The LRA, led by reclusive warlord Joseph Kony, terrorized Ugandans for nearly two decades as it battled the government of President Yoweri Museveni from bases in the north of the country and across the border in what is now South Sudan.
The group was notorious for its brutality and for kidnapping children for use as fighters and sex slaves. Tens of thousands of adults were also abducted, according to research by the Berkeley-Tulane Initiative on Vulnerable Populations.
Since the LRA was driven out of Uganda by a military offensive around a decade ago, its former hostages in the country have slowly trickled back to their homes.
Many have found their land occupied by neighbors. Others who managed to reclaim a place to live and farm have had since their houses burned down.
Peter, now 49 and a father of nine, was freed in 2009 when government troops attacked the camp where he was held.
“When Julius was in captivity there was no land conflict,” Peter’s wife Betty Auma told the Thomson Reuters Foundation. “But when he came back all the trouble started.”
After being forced out, the couple saved for four years to buy new land in Omokitunge village in Lalogi, around 330km (205 miles) north of Kampala.
The cassava, sorghum and beans he grows there allow Peter to feed his family. But while he is now safe from attacks, the violence continues nearby.
A short distance away from where he lives, a house belonging to a former LRA fighter was burned down in November with his wife and child still inside.
Witnesses told the Thomson Reuters Foundation the pair were shaken but escaped unharmed.
SCRAMBLE FOR LAND
Emmanuela Adokwun, who works for a charity that supports victims of the war, believes the suspicions about what abductees did while they were with the LRA made conflict with their old communities inevitable.
“The community think they are trouble causers who did a lot of atrocities and shouldn’t have come back,” said Adokwun, a senior program officer with Gulu Women Economic Development & Globalization (Gwed-G).
“They killed, therefore they do not deserve to be given land. The community members are angry with them.”
Spending years in camps for displaced people also made northern Ugandans keenly aware of the value of land, said Adokwun.
Nearly 2 million Ugandans were driven from their homes during the conflict, according to the United Nations refugee agency.

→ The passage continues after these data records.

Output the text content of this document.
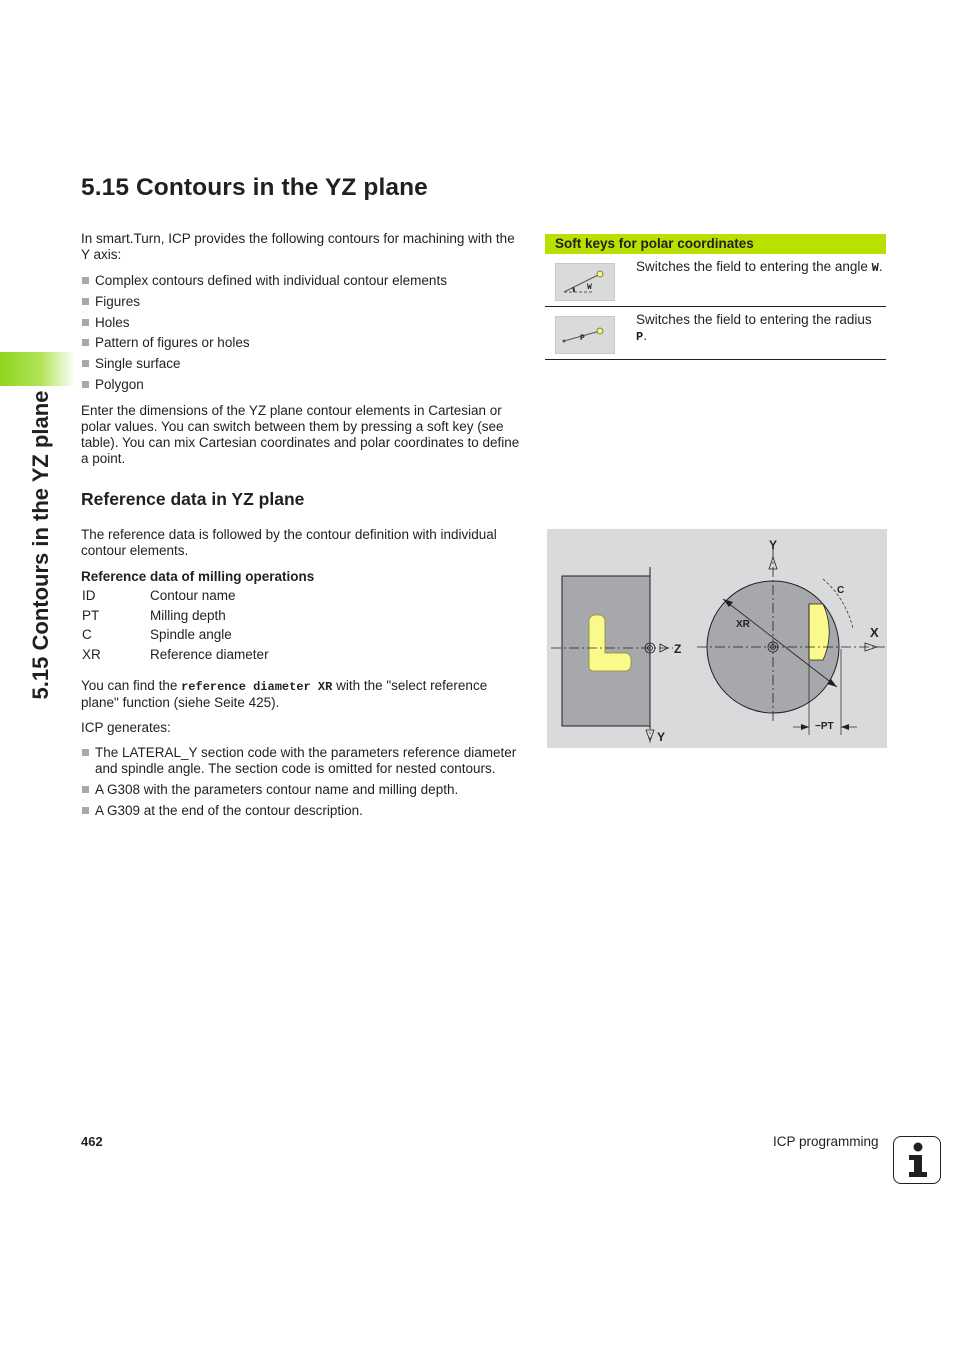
5.15 Contours in the YZ plane
5.15 Contours in the YZ plane
In smart.Turn, ICP provides the following contours for machining with the Y axis:
Complex contours defined with individual contour elements
Figures
Holes
Pattern of figures or holes
Single surface
Polygon
Enter the dimensions of the YZ plane contour elements in Cartesian or polar values. You can switch between them by pressing a soft key (see table). You can mix Cartesian coordinates and polar coordinates to define a point.
Soft keys for polar coordinates
W
Switches the field to entering the angle W.
P
Switches the field to entering the radius P.
Reference data in YZ plane
The reference data is followed by the contour definition with individual contour elements.
Reference data of milling operations
ID	Contour name
PT	Milling depth
C	Spindle angle
XR	Reference diameter
You can find the reference diameter XR with the "select reference plane" function (siehe Seite 425).
ICP generates:
The LATERAL_Y section code with the parameters reference diameter and spindle angle. The section code is omitted for nested contours.
A G308 with the parameters contour name and milling depth.
A G309 at the end of the contour description.
Z
Y
Y
X
C
XR
−PT
462	ICP programming
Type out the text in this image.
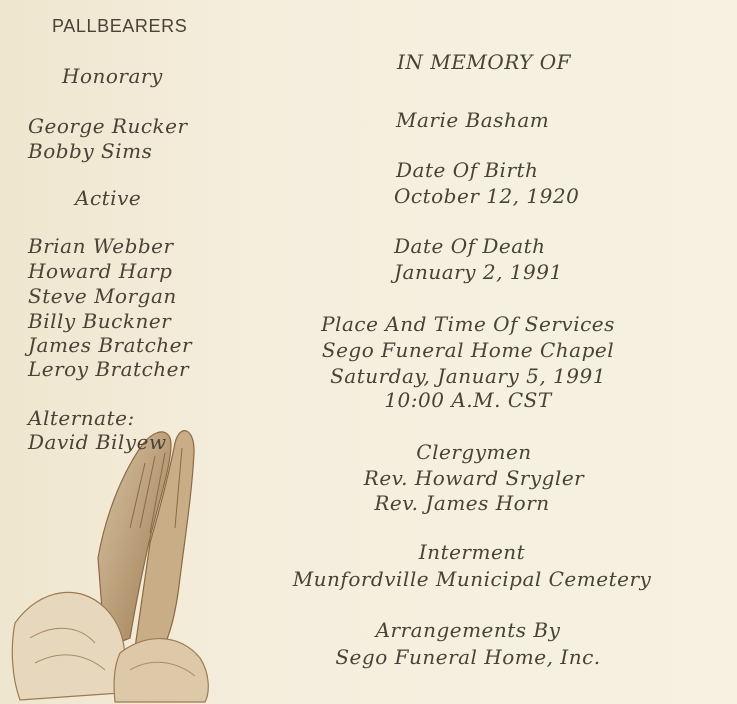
PALLBEARERS
Honorary
George Rucker
Bobby Sims
Active
Brian Webber
Howard Harp
Steve Morgan
Billy Buckner
James Bratcher
Leroy Bratcher
Alternate:
David Bilyew
IN MEMORY OF
Marie Basham
Date Of Birth
October 12, 1920
Date Of Death
January 2, 1991
Place And Time Of Services
Sego Funeral Home Chapel
Saturday, January 5, 1991
10:00 A.M. CST
Clergymen
Rev. Howard Srygler
Rev. James Horn
Interment
Munfordville Municipal Cemetery
Arrangements By
Sego Funeral Home, Inc.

In the north, more than 90 percent of the population was displaced and hundreds of thousands forced into temporary camps as part of a government strategy to isolate the LRA.
Those who used to live on the land before the conflict had no documents to prove ownership because in northern Uganda most of it is held under customary tenure, controlled by groups of local people without formalized agreements.
“Elders who should have protected land for the people now protect it for themselves because of money,” Adokwun told the Thomson Reuters Foundation.
“(There’s also a) population increase leading to scramble over land among family members.”
Uganda’s population is expanding by around 3 percent per year, according to the United Nations, making it one of the world’s fastest growing.
Local council leader Okot Patrick said there were eight LRA-related land conflicts in his region alone and police offered little help.
“The police say they don’t deal with land conflict,” he told the Thomson Reuters Foundation. “It’s up to elders and local leaders to resolve it.”
Gwed-G organizes mediation and reconciliation sessions including “wang oo”, where communities sit around a fire to discuss issues of concern with elders.
One recent session resulted in the neighbors who burned down the house of the returning fighter agreeing to pay for a new building.
Although the flow of returns has slowed, former hostages and those displaced by the war are still going back to their communities, and some are finding happiness there.
Last month, 47-year-old Charles returned to his land in the small village of Awach in northern Uganda for the first time since he was driven out by the conflict in 2003.
Charles, who did not give his surname, told the Thomson Reuters Foundation he was optimistic farming would help him earn enough to pay for his five children to go to school.
Prices were rising in the cities, he said, and the construction work that had been sustaining the family was becoming harder to get.
“It was too hard being away, I missed home,” he said as he surveying the community he left for so long.